Presdir PT Summarecon Agung Terjaring OTT KPK

Summarecon
Summarecon
Ilustrasi. Foto: Presdir PT Summarecon Agung Terjaring OTT KPK di BPN Bogor

JAKARTA, KABAR JEMBER – Presiden Direktur (Presdir) PT Summarecon Agung dikabarkan turut terjaring dalam operasi tangkap tangan (OTT) yang dilakukan oleh tim penyidik Komisi Pemberantasan Korupsi (KPK) di kantor Badan Pertanahan Nasional (BPN) Kabupaten Bogor, pada Senin malam hingga Selasa, 15 September 2026. Penangkapan mengejutkan ini berkaitan dengan dugaan tindak pidana korupsi berupa suap atau gratifikasi terkait pengurusan perizinan dan dokumen pertanahan. Pihak lembaga antirasuah saat ini tengah mengamankan sejumlah pihak beserta barang bukti guna menjalani pemeriksaan lanjutan di Gedung Merah Putih KPK.

Langkah senyap KPK di wilayah Bogor ini langsung menyedot perhatian publik serta kalangan industri properti tanah air mengingat keterlibatan figur pimpinan dari salah satu pengembang raksasa nasional.

Kronologi OTT dan Dugaan Praktik Lancung Pertanahan

Dalam operasi penindakan tersebut, tim penyidik bergerak cepat setelah mengantongi informasi valid terkait adanya transaksi mencurigakan antara pihak swasta dengan pejabat di lingkungan BPN Kabupaten Bogor. Pengurusan izin lahan serta dokumen agraria disinyalir menjadi celah terjadinya kesepakatan tidak sah yang melibatkan pejabat korporasi papan atas.

Para pihak yang terjaring operasi tangkap tangan langsung digelandang ke Jakarta untuk menjalani pemeriksaan intensif selama 1×24 jam guna menentukan status hukum mereka sesuai dengan ketentuan Kitab Undang-Undang Hukum Acara Pidana (KUHAP).

Komitmen Pemberantasan Korupsi Sektor Agraria

Kasus yang menyeret petinggi korporasi properti ini kembali menegaskan bahwa sektor agraria dan perizinan tanah merupakan salah satu area yang rawan praktik suap-menyuap. KPK memastikan akan mengusut tuntas keterlibatan seluruh pihak, baik dari unsur swasta maupun penyelenggara negara, tanpa pandang bulu.

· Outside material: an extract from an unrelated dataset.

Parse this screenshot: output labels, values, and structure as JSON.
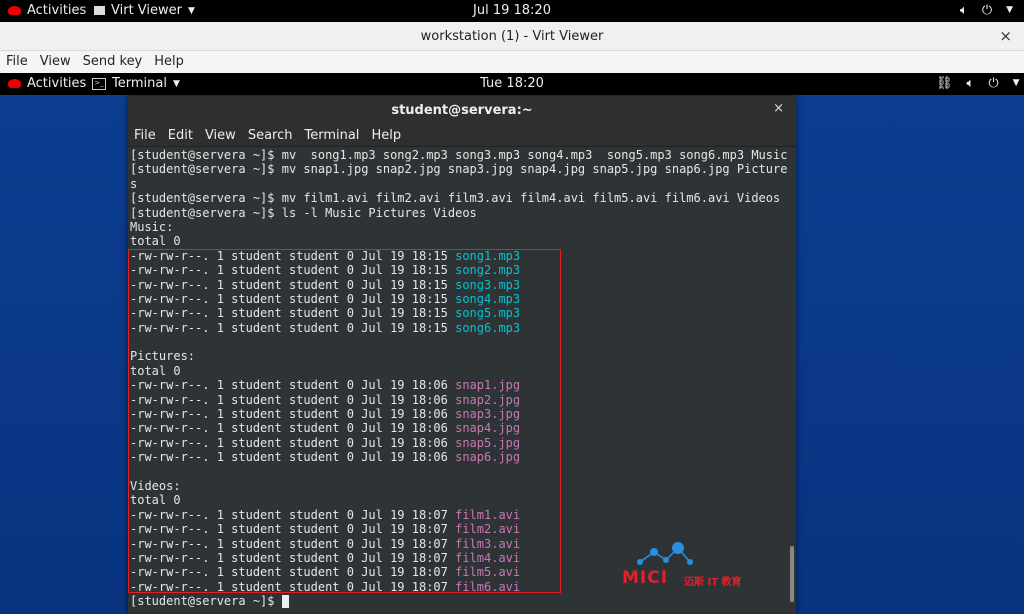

Pihak manajemen PT Summarecon Agung maupun instansi terkait dari BPN belum memberikan keterangan resmi secara terperinci menanti rampungnya proses pemeriksaan awal oleh penyidik.

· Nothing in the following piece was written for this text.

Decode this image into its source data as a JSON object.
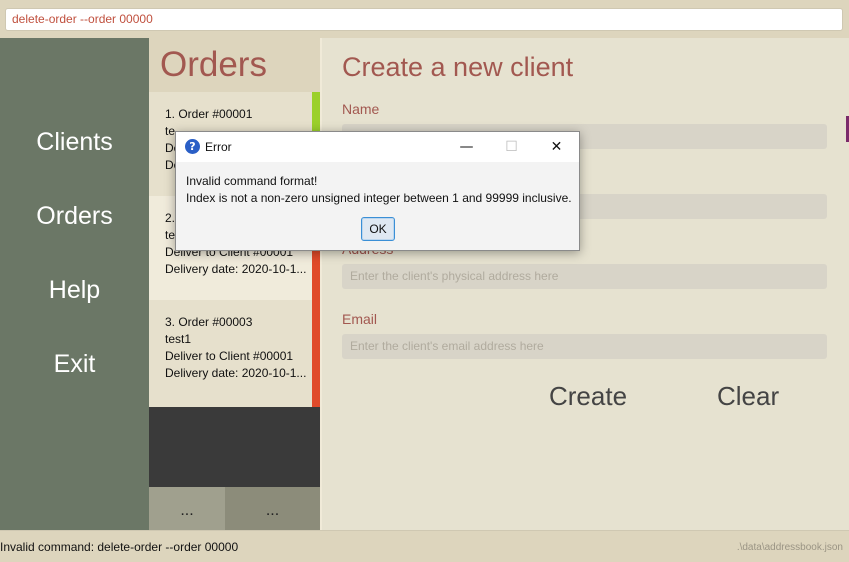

Transparansi dan ketegasan dalam penegakan hukum ini diharapkan mampu memberi efek jera serta memperbaiki tata kelola pelayanan pertanahan di Indonesia agar lebih bersih dari praktik korupsi.

Penutup

Terjaringnya Presdir PT Summarecon Agung dalam OTT KPK di BPN Kabupaten Bogor pada 15 September 2026 ini membuka lembaran baru pengungkapan kasus suap di sektor perizinan tanah.